Los personajes de Amanece
que no es poco, de José Luis Cuerda, nunca pierden la compostura y la
ponderación. Ni siquiera ante las propuestas fascinantes. Nos encontramos en un
pueblo manchego donde si a alguien le llaman por la calle para decirle: «Mire
usted, que querría yo hablar con usted de Dostoyevski», al interpelado no le
queda más remedio que contestar: «Ah, pues ahora mismo bajo». ¿Cómo se va a
negar -se preguntaba el propio José Luis Cuerda- alguien medianamente cuerdo a
hablar de Dostoyevski?
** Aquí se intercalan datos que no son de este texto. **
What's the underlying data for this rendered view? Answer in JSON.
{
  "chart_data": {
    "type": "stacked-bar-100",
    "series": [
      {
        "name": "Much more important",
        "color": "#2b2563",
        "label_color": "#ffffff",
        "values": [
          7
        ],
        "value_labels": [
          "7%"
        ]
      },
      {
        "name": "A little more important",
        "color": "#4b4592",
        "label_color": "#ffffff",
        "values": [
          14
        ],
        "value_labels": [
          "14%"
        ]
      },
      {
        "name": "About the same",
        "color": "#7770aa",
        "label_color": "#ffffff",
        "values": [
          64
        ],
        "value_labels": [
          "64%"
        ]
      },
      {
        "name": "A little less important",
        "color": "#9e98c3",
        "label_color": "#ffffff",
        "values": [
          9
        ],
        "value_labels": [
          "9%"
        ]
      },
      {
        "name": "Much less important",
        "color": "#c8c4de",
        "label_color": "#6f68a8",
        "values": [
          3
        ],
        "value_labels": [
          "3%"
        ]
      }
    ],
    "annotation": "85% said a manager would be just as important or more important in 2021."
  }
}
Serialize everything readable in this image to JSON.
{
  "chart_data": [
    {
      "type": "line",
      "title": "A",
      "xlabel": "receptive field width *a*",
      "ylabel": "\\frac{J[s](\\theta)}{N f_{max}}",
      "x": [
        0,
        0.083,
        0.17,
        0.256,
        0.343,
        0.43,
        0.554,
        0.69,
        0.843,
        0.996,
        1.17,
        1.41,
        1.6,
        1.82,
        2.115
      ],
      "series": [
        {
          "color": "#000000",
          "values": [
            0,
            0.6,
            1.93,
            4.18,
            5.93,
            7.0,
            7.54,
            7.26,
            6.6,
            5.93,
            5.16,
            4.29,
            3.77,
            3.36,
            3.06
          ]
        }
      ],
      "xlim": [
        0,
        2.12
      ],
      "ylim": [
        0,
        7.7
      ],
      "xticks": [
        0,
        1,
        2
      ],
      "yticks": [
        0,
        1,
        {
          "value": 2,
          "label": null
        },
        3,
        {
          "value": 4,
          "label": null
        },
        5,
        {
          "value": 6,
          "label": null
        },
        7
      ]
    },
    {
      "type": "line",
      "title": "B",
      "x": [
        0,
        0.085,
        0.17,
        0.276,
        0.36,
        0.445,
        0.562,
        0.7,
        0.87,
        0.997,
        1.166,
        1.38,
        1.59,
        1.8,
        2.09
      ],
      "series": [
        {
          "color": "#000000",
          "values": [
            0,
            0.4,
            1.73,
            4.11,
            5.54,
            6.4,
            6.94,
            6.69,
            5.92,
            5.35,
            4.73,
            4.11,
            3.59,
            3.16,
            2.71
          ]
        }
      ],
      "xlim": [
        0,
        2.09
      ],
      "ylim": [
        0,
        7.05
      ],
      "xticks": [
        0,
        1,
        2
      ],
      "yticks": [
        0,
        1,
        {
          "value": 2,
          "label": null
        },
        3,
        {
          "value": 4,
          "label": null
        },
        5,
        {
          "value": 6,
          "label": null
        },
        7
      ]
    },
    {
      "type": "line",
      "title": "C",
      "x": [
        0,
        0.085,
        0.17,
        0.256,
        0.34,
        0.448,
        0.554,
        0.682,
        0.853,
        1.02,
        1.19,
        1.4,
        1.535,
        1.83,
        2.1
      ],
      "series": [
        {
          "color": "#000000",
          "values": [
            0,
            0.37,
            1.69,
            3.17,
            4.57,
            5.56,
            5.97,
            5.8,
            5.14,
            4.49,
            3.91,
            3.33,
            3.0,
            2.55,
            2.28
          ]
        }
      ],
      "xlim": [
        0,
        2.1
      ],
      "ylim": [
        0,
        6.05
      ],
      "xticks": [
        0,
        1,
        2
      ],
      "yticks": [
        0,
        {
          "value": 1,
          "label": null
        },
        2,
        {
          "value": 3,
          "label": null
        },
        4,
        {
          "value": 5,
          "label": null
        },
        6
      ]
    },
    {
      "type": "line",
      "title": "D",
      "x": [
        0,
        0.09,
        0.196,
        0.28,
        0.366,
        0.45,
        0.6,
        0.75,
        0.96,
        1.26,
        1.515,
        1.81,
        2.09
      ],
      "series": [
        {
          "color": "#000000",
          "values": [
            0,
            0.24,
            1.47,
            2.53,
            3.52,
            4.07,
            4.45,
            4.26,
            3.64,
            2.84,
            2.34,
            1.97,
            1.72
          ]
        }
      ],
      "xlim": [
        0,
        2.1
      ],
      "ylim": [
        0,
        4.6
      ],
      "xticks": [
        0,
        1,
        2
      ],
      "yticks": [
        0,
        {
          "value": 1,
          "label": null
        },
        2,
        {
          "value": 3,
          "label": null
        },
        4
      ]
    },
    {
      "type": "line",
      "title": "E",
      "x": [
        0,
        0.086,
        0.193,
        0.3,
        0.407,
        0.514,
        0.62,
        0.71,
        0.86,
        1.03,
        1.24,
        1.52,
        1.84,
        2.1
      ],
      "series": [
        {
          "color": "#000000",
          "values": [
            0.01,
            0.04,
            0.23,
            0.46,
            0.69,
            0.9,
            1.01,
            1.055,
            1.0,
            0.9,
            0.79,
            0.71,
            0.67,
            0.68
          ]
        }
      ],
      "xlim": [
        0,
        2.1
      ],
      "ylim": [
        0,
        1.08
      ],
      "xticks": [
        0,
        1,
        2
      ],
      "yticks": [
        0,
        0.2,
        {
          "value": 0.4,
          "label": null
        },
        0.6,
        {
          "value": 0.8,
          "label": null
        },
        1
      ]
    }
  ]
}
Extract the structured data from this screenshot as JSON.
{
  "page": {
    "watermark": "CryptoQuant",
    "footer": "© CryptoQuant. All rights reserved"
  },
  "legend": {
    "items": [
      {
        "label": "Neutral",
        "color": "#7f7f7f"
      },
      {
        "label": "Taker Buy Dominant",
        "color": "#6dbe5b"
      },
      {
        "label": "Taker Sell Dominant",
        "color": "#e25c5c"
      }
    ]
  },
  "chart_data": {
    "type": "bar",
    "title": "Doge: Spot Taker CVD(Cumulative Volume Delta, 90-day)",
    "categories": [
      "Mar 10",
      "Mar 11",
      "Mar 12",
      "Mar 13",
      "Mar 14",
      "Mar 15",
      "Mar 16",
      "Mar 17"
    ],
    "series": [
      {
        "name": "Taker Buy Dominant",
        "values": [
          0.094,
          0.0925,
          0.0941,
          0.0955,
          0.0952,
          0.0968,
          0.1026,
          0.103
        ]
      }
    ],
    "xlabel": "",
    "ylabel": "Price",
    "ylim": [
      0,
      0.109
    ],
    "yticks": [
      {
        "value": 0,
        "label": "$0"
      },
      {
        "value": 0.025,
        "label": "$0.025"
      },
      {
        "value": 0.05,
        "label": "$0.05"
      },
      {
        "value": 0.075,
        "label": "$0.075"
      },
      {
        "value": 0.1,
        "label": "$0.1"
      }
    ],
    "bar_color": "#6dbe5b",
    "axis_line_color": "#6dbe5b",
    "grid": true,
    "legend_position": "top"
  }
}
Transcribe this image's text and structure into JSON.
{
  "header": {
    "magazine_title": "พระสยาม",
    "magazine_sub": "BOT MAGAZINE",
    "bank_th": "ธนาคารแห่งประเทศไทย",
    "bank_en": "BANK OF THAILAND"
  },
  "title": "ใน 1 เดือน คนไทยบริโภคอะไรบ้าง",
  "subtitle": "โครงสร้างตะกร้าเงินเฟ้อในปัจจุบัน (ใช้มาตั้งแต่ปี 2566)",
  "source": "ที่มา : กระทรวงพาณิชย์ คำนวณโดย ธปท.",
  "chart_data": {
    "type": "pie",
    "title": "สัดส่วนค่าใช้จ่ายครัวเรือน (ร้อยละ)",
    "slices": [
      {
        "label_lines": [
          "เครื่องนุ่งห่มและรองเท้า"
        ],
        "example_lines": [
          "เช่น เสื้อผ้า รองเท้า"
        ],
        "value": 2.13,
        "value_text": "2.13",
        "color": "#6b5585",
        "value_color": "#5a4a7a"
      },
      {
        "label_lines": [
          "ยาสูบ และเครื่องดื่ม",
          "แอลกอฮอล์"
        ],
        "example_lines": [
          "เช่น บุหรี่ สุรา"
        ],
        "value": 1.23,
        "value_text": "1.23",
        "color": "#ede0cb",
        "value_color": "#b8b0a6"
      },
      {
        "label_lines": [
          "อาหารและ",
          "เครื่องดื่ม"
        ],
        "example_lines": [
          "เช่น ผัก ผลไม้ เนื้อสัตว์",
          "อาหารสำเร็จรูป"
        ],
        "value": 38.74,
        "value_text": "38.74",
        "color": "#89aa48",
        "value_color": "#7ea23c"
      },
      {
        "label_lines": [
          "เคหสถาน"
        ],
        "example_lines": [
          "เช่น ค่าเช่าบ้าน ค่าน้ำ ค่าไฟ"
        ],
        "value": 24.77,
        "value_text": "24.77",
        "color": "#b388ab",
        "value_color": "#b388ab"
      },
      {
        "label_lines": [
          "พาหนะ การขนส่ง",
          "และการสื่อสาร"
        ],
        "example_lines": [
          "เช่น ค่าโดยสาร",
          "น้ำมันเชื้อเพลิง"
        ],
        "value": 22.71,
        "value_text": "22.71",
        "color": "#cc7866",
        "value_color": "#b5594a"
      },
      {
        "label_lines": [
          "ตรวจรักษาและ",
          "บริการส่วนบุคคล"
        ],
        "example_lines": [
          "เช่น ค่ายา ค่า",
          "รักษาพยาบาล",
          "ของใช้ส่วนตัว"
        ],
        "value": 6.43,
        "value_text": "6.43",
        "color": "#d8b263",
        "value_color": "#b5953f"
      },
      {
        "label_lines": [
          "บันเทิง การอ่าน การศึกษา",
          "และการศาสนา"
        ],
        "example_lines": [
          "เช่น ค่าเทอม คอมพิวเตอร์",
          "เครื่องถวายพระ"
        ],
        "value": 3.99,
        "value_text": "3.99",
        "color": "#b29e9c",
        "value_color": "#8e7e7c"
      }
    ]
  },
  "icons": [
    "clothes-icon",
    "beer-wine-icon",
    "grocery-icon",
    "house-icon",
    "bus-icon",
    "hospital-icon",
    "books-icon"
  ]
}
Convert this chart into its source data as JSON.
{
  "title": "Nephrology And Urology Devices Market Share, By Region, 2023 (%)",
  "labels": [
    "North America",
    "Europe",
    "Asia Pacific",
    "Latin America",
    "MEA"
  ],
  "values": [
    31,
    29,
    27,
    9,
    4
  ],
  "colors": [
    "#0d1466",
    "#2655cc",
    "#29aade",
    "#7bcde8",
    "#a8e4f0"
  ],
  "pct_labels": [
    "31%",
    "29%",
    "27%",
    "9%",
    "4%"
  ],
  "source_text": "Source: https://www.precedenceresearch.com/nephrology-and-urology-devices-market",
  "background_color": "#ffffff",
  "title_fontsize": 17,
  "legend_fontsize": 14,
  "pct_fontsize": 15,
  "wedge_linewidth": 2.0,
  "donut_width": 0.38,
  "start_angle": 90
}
Imposible, aunque sea una ama de casa que se arregla el
moño y seca sus manos en el delantal antes de empezar a departir sobre el
novelista ruso.
La escena tiene
lugar en un pueblo donde los intentos de plagio de William Faulkner son
constantes hasta el punto de provocar la preocupación de Fermín y Pascual, los
dos peripatéticos guardias civiles que encuentran más sencillo aconsejar a las
parejas acerca de los prolegómenos eróticos, siempre agradecidos cuando la
faena es cabal. Lo relacionado con Dostoyevski y Faulkner, así como las
cuestiones derivadas del libre albedrío, es materia más propia del cabo y, al
tiempo, comandante del puesto de la Guardia Civil, hombre calmo que solo pierde
los nervios ante el «sindios» de un amanecer por el lado equivocado.
La genial e
irreverente película de José Luis Cuerda la recuerdo cada vez que recibo la
invitación a departir sobre alguno de los nombres consagrados de un canon
cultural cuya jerarquía parece incuestionable. Me seco las manos en el delantal
y bajo a hablar sobre ellos. El moño pasó a mejor vida hace tiempo, como los
bucles, pero me calzo la boina del pueblerino de la citada película que,
consciente de sus limitaciones, avisa a su interlocutor: «¡Qué lástima! No
puedo responderle porque soy un hombre dominado por los instintos más
primarios». Yo también padezco esa dominación, pero acudo a la llamada y
procuro dejar mi testimonio sin necesidad de provocar lástima porque prefiero
la sonrisa del escéptico.
Este fin de semana
he visto la puesta en escena de La vida es sueño dirigida por Declan
Donnellan y una adaptación de El proceso, de Kafka a cargo de Ernesto
Caballero. La presencia de la CNTC y el CDN, respectivamente, garantizan
unos mínimos de calidad que se cumplen. Nada que objetar al respecto, pero me
he sentido como si, de verdad, se hubiera cumplido el deseo de mi
interlocutor-programador de invitarme a hablar de Dostoyevski en un pueblo
donde muchos intentan plagiar a Faulkner. Dominado por los instintos más
primarios, he caído en la somnolencia.
Dado que la vida
es sueño, materia equívoca cuyo barroquismo está sujeto a múltiples
interpretaciones, la experiencia onírica me ha convertido en un émulo de
Segismundo. Así he descubierto de nuevo mi libertad para soñar con unos
clásicos interpelados al modo de Ron Lalá o unos dramaturgos que, en vez de
refugiarse en la historia de Josef K ya recreada genialmente por Orson Welles
en 1962, fueran capaces de bucear en los juzgados españoles a la búsqueda de
situaciones kafkianas, que las hay y en abundancia. Con los primeros habría
disfrutado gracias a virus como la cervantina, que nos devuelven el entusiasmo
por lo visto en escena, y los segundos me habrían recordado que el teatro, por
raro que ahora parezca, también es un espacio para la polémica, aquella que
llevó a Leopoldo Alas y Valle-Inclán a denostar al Calderón merecedor del denuesto.
La condición de
hombre dominado por los instintos primarios me aleja de lo políticamente
correcto y me aboca a reclamar un teatro menos cobarde y previsible. Tal vez
sea una quimera, porque lo relativamente seguro es utilizar el nombre de
Calderón para un espectáculo donde nadie parece confiar en Calderón o emplear
el nombre de Kafka sin atreverse a aplicar sus enseñanzas en un contexto
inmediato y, por eso mismo, mucho más polémico. Los clásicos como refugio incuestionable
son una coartada perfecta, pero algunos pensamos que, tras pedir disculpas por
nuestros instintos, conviene levantarse de la butaca sin dar un solo aplauso a
esta ceremonia donde el riesgo pasó a mejor vida como mi moño.